Este ano o desfile comemorativo do 25 de Abril contou com a presença de vários convidados estrangeiros que estavam em Portugal devido a uma reunião destinada à construção de listas pan-europeias.

Foi na qualidade de líder desse movimento – o DIEM 25 – que Yanis Varoufakis desfilou na Avenida da Liberdade, entre sorrisos e selfies. Uma imagem bem mais consentânea com a fase inicial, quando foi ministro das Finanças do Governo do Syriza, do que com aquela em que foi destituído do posto.

Uma destituição que, na leitura do próprio e de uma parte considerável daqueles que marcaram presença no desfile, resultou da imposição alemã. Uma abusiva intromissão de Angela Merkel nos assuntos internos gregos.

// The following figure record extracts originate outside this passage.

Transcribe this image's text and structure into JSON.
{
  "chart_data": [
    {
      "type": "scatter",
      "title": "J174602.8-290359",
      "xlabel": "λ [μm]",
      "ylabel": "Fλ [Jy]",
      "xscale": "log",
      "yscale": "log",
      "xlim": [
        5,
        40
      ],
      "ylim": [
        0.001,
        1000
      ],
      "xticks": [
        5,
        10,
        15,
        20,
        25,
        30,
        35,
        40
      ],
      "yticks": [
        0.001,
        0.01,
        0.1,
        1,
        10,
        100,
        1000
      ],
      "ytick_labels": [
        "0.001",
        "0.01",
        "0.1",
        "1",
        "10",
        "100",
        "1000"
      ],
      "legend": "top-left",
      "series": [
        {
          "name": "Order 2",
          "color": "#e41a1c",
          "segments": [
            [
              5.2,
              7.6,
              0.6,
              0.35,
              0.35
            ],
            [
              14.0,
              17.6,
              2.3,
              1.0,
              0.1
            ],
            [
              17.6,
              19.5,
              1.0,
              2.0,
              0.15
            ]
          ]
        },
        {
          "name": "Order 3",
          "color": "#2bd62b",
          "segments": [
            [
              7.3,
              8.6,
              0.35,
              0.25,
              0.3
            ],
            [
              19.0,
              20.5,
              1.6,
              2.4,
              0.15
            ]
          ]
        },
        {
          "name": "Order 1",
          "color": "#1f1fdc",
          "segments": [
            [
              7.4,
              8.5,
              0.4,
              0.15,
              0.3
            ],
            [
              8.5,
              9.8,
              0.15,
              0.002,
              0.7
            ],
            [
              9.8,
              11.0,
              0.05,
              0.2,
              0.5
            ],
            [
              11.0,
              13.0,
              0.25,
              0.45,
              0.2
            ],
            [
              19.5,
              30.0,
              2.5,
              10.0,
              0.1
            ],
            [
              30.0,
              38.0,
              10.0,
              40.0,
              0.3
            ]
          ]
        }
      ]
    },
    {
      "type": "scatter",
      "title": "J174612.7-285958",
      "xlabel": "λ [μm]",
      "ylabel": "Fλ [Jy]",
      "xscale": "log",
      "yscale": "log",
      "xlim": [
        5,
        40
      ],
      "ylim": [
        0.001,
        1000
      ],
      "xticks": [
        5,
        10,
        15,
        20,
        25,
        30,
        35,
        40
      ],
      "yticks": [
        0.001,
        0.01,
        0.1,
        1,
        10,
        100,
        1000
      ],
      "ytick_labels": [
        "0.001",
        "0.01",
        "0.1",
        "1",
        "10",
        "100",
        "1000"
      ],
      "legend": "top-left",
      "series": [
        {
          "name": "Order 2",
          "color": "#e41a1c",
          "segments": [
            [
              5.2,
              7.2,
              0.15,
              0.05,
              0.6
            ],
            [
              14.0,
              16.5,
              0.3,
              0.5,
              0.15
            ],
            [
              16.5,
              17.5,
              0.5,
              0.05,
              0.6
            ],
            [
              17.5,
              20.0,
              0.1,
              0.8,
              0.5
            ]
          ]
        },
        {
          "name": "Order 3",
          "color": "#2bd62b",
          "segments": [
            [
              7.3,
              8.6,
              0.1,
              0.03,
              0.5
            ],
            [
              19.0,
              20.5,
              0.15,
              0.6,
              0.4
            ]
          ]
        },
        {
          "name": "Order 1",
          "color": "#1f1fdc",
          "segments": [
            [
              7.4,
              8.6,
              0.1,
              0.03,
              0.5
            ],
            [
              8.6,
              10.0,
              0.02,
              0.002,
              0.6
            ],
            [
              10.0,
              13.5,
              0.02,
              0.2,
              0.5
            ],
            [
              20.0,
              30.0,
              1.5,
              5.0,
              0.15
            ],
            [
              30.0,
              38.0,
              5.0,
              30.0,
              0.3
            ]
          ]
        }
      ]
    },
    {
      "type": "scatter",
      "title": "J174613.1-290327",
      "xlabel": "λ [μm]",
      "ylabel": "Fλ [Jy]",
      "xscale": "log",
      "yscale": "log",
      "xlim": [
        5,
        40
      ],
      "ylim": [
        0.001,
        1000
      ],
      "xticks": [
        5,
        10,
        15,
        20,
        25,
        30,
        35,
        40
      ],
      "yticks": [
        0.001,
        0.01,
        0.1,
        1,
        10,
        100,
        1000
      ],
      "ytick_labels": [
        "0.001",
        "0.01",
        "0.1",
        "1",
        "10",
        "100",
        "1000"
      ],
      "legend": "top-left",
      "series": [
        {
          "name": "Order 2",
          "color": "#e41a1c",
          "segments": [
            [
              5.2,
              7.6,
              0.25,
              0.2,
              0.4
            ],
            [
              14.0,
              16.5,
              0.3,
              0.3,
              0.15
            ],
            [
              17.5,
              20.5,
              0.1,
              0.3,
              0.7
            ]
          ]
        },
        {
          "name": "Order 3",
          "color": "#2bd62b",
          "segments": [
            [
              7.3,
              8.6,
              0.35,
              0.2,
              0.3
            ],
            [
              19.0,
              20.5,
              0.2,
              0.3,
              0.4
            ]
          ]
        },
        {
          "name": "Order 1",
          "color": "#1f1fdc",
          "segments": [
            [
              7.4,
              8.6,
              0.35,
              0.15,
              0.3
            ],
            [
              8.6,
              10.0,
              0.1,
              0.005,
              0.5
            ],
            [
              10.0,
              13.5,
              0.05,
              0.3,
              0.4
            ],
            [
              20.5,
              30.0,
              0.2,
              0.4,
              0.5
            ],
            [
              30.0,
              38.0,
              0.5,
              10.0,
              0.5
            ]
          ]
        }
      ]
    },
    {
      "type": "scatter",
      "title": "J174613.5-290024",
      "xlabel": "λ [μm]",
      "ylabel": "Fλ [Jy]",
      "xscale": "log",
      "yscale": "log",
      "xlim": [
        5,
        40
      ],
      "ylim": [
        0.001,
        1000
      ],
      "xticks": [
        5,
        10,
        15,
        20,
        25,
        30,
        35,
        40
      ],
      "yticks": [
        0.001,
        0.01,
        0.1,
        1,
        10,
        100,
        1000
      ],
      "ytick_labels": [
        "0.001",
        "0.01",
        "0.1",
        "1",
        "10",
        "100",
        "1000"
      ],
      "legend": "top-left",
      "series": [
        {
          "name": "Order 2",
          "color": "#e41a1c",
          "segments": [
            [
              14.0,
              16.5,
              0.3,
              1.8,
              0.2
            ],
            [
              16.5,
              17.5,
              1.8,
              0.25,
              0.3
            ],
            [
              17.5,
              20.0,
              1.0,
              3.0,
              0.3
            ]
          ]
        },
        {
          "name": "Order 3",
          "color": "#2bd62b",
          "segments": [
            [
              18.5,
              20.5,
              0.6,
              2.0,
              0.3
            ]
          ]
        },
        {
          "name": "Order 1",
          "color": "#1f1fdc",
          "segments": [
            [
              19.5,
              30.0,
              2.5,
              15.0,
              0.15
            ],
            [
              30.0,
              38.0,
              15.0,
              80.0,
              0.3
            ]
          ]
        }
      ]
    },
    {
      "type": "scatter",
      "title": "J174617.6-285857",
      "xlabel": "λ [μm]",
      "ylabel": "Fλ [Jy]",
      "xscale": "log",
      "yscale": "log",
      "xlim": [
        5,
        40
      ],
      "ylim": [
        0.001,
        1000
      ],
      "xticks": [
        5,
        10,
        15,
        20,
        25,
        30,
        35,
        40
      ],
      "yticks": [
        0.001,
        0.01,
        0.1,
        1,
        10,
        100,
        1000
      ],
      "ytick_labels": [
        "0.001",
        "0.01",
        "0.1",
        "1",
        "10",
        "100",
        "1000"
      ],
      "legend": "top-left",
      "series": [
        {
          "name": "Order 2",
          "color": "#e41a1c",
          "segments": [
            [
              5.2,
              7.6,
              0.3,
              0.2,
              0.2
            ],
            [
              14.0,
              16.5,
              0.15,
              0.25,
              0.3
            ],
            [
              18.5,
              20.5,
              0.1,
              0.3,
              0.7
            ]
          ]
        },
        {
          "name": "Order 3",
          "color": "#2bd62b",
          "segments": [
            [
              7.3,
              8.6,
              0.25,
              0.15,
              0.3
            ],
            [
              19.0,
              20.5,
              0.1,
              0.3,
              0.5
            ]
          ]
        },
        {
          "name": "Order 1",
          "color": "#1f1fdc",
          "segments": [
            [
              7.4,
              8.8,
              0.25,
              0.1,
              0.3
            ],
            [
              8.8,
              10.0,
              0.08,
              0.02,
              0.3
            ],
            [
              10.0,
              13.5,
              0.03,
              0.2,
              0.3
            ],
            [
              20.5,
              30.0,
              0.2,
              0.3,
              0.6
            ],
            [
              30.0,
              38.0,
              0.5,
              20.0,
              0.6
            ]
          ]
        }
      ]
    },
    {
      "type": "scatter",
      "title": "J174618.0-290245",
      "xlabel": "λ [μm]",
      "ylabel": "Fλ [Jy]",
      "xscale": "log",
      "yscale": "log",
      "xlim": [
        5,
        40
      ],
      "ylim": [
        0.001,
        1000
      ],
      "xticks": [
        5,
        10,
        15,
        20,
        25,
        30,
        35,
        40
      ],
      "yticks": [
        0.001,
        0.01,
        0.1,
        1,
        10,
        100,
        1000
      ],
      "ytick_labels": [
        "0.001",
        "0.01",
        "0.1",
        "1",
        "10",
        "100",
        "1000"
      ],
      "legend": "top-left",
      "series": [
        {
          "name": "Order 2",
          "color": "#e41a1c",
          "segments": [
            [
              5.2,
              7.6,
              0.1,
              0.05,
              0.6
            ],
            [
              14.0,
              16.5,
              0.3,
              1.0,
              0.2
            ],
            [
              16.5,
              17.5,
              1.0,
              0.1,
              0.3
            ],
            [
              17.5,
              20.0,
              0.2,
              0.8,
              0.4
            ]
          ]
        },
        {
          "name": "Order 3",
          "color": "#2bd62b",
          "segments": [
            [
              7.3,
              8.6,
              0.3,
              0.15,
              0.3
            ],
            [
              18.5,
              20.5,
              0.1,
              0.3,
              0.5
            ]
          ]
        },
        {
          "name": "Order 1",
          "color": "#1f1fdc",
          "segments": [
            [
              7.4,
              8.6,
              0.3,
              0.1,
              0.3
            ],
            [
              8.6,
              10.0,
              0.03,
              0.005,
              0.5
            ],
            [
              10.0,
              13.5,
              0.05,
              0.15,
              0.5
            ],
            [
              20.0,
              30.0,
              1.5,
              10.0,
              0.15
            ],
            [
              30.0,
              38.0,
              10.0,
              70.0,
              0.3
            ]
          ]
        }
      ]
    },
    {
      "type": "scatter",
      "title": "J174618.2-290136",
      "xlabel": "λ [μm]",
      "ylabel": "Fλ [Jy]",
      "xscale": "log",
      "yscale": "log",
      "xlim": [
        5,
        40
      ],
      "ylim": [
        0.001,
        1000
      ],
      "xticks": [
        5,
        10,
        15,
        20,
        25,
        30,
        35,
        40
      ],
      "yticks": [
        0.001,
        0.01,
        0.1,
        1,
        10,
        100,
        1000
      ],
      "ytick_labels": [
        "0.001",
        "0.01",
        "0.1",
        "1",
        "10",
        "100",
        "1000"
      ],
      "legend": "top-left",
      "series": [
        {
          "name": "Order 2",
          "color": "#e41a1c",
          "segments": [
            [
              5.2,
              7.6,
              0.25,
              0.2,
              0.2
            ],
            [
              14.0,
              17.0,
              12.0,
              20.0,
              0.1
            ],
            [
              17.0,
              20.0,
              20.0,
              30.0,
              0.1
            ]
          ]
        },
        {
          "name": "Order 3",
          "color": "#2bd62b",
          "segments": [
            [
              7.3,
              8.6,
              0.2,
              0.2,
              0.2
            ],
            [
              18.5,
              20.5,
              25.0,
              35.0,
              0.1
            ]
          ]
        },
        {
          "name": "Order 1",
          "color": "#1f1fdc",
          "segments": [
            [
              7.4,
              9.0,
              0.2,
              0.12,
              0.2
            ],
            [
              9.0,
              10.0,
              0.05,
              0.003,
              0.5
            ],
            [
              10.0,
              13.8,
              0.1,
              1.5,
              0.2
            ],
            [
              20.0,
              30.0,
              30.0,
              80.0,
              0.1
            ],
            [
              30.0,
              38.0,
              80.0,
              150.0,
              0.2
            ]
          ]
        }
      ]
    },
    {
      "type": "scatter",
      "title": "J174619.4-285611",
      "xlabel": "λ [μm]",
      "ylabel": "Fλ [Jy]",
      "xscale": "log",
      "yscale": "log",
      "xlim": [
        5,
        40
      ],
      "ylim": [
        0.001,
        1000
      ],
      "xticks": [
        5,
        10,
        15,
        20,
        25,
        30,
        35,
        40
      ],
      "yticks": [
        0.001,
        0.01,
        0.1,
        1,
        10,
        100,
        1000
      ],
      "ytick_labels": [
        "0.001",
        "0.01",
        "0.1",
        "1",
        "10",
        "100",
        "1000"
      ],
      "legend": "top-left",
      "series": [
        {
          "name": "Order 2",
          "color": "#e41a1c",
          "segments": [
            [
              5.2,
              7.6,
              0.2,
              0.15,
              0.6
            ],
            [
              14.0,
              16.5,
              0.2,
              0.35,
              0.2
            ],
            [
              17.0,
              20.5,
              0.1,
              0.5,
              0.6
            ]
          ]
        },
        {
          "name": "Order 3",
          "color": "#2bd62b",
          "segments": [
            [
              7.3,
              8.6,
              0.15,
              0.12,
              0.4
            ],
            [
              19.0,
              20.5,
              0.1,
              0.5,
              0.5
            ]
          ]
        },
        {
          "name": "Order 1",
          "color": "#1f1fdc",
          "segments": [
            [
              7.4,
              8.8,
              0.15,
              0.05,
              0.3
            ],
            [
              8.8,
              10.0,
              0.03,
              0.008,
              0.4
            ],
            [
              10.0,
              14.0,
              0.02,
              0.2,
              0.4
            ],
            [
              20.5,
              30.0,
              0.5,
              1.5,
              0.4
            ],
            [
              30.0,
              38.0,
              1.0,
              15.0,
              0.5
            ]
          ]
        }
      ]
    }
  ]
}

Quanto à responsabilidade do próprio, designadamente devido à inexistência de um plano alternativo para a eventualidade – um eufemismo que significa «certeza» – de a Grécia voltar a necessitar de ajuda externa, nem uma palavra.

Ora, palavras, mais exatamente o direito à palavra, foi o que não faltou a Varoufakis. Os meios de comunicação social fizeram questão de aproveitar ao máximo a presença em Portugal de tão importante vulto do populismo pan-europeu. Um marxista errante na autodefinição.

Uma sorte para os portugueses porque ficaram a saber que, sem a luta grega, Portugal não teria logrado autorização da Alemanha para colocar a geringonça na estrada. Varoufakis não tem a mínima dúvida de que foi essa luta que retirou capital político a Angela Merkel e a forçou a não abrir uma nova frente tendo a formação do Governo em Portugal como alvo.

Como tal, a fazer fé nas palavras de Varoufakis, António Costa deveria estar eternamente grato ao Syriza da primeira geração. Aquela que ousou desafiar a prepotência teutónica numa conjuntura em que, segundo um número não despiciendo de analistas, o antigo ministro desequilibrava as contas gregas e procedia a alterações semânticas e, como tal, de reduzido ou nulo valor substantivo.

Não é seguro que António Costa venha a fazer publicamente esse agradecimento. Agradecer não é um ato muito consentâneo com alguém que não esconde a dificuldade em pedir desculpa quando tal se impõe. A regra do Costaquistão. Uma República de méritos próprios e de «inconseguimentos» alheios. Mesmo que esses «inconseguimentos» tenham deixado os cofres providos e as contas a caminho da consolidação.

Realidades que não convém publicitar. Não interessa ensombrar o brilho do mérito próprio. O único com direito a honras de primeira página e a abrir os espaços informativos.

Aliás, Varoufakis cometeu um erro de aprendiz. Não conseguiu sofrear a raiva contra Merkel, esquecido que, no Costaquistão, não convém desvalorizar a figura de Mário Centeno.

Voltando ao desfile, diga-se que o 25 de Abril comemora o dia da liberdade. Qualquer que seja a interpretação feita relativamente ao conceito. Por isso, há partidos populistas que fazem questão de a utilizar na designação.

Para fazer jus à data, Varoufakis teve direito a liberdade em dose reforçada. Assim, teve liberdade para, integrado na comitiva oficial do Livre, desfilar na Avenida da Liberdade e liberdade para propagandear nos media o modelo que pretende para o processo de integração europeu.

Um modelo subscrito pelos partidos populistas de esquerda e que faz do centralismo decisório do eixo Berlim-Paris e do populismo de direita os seus inimigos de estimação.

Sendo certo que a posição inicial também colhe junto de partidos não-populistas, não é abusivo afirmar que será reduzida a percentagem daqueles que se identificam com o modelo preconizado por Varoufakis e respetivos aliados. Um modelo cujo lema não andará longe do apelo: Populistas de esquerda de todo o mundo uni-vos!

Modelo que remete para a atual ideóloga de vários partidos populistas, Chantal Mouffe, viúva de Ernesto Laclau, o ideólogo inicial de dirigentes de partidos ancorados em reflexões pós-gramscianas. Uma doutrinação que teve a universidade como palco.

Num evento de caráter científico, curiosamente também realizado em Portugal, Mouffe afirmou que a solução para travar o avanço do populismo de direita passava por apostar no populismo de esquerda.

Um modelo que, a ser posto em prática, implicaria rebatizar a Avenida da Liberdade.